スターレイカーズ選手寮のロビーに宮田が現れた。
ロビーには人の姿がない。
「おーい、誰かいないのか」
「あら、監督。どうしました?」
砂原寮長が管理人室から出てきた。
「オーナーから連絡は受けてるな」
「ええ。ここで選手のお子さんを預かるとか」
「いいや、弟たちだ。さあ、入れ」
宮田は外で待たせている瑞香たちを呼んだ。
大きなバッグを持った瑞香が四人の弟たちを連れて、ロビーに入ってくる。
「あら、こんなに」
砂原寮長は声を上げた。
「家政婦は雇うから、寮長には迷惑はかけない」
「この子が新しい選手?」
砂原寮長が決まり悪そうにしている瑞香を見て、言った。
「さあ、挨拶しろ」
宮田は瑞香の背中を軽く叩いた。
「秋月瑞香だ、よろしくな」
瑞香は上目遣いに寮長を見て、ボソッと挨拶した。
「私は砂原よ。
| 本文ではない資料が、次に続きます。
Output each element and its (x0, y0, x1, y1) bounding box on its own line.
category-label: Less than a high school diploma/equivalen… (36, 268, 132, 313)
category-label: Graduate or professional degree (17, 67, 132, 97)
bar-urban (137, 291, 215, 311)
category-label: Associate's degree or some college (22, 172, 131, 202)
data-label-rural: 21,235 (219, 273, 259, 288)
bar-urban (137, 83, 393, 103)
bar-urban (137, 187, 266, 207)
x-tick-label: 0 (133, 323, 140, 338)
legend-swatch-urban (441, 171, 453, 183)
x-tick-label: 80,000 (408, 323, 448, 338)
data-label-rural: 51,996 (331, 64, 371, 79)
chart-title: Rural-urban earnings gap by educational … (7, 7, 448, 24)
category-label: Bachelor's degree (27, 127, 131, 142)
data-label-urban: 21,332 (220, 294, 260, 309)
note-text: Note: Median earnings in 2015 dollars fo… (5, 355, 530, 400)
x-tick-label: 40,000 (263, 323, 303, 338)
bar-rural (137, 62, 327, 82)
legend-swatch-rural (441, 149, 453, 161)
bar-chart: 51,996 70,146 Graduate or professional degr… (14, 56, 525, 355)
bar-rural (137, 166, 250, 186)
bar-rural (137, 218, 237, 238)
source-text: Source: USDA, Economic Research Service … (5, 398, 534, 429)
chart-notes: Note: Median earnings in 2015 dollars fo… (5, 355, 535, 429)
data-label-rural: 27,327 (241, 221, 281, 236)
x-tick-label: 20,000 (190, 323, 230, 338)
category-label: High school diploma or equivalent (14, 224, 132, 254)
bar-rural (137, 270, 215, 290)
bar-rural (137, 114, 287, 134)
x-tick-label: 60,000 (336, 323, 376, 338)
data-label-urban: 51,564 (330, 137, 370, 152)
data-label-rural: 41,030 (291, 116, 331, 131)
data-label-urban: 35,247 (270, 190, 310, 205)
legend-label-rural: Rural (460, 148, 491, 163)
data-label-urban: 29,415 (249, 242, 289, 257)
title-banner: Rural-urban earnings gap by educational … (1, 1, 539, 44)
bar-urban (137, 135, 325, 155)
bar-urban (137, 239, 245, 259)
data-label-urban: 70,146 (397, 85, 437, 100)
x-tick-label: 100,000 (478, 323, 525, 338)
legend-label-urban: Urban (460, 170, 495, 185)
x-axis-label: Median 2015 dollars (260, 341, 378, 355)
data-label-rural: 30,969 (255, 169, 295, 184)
ここでは私がルールよ。気に入らなければ、寮を出てもらいますからね」
「わかってるよ」
瑞香は面倒くさそうに言った。
「それじゃあ、寮長、部屋へ案内してやってくれ」
「わかりました。さあ、いらっしゃい」
砂原寮長は瑞香を案内した。弟たちは不安げな顔で瑞香の服をつかんで、後をついていく。
その時、順子だけが何かを思いだしたように宮田の方へ戻ってきた。
「どうした?忘れ物でもしたか」
「お、お姉ちゃんをありがとうございます」
順子はたどたどしい口調で言った。
「姉ちゃんを支えてやれ」
宮田は順子の頭を撫でた。
「うん」
順子の顔が明るくなった。順子は宮田に手を振ると、瑞香たちの後を慌てて追いかけていく。
順子の姿が消えると、宮田は真顔になった。
「秋月、本当の勝負はこれからだぞ」
宮田はぽつりと呟いて、ロビーを出ていった。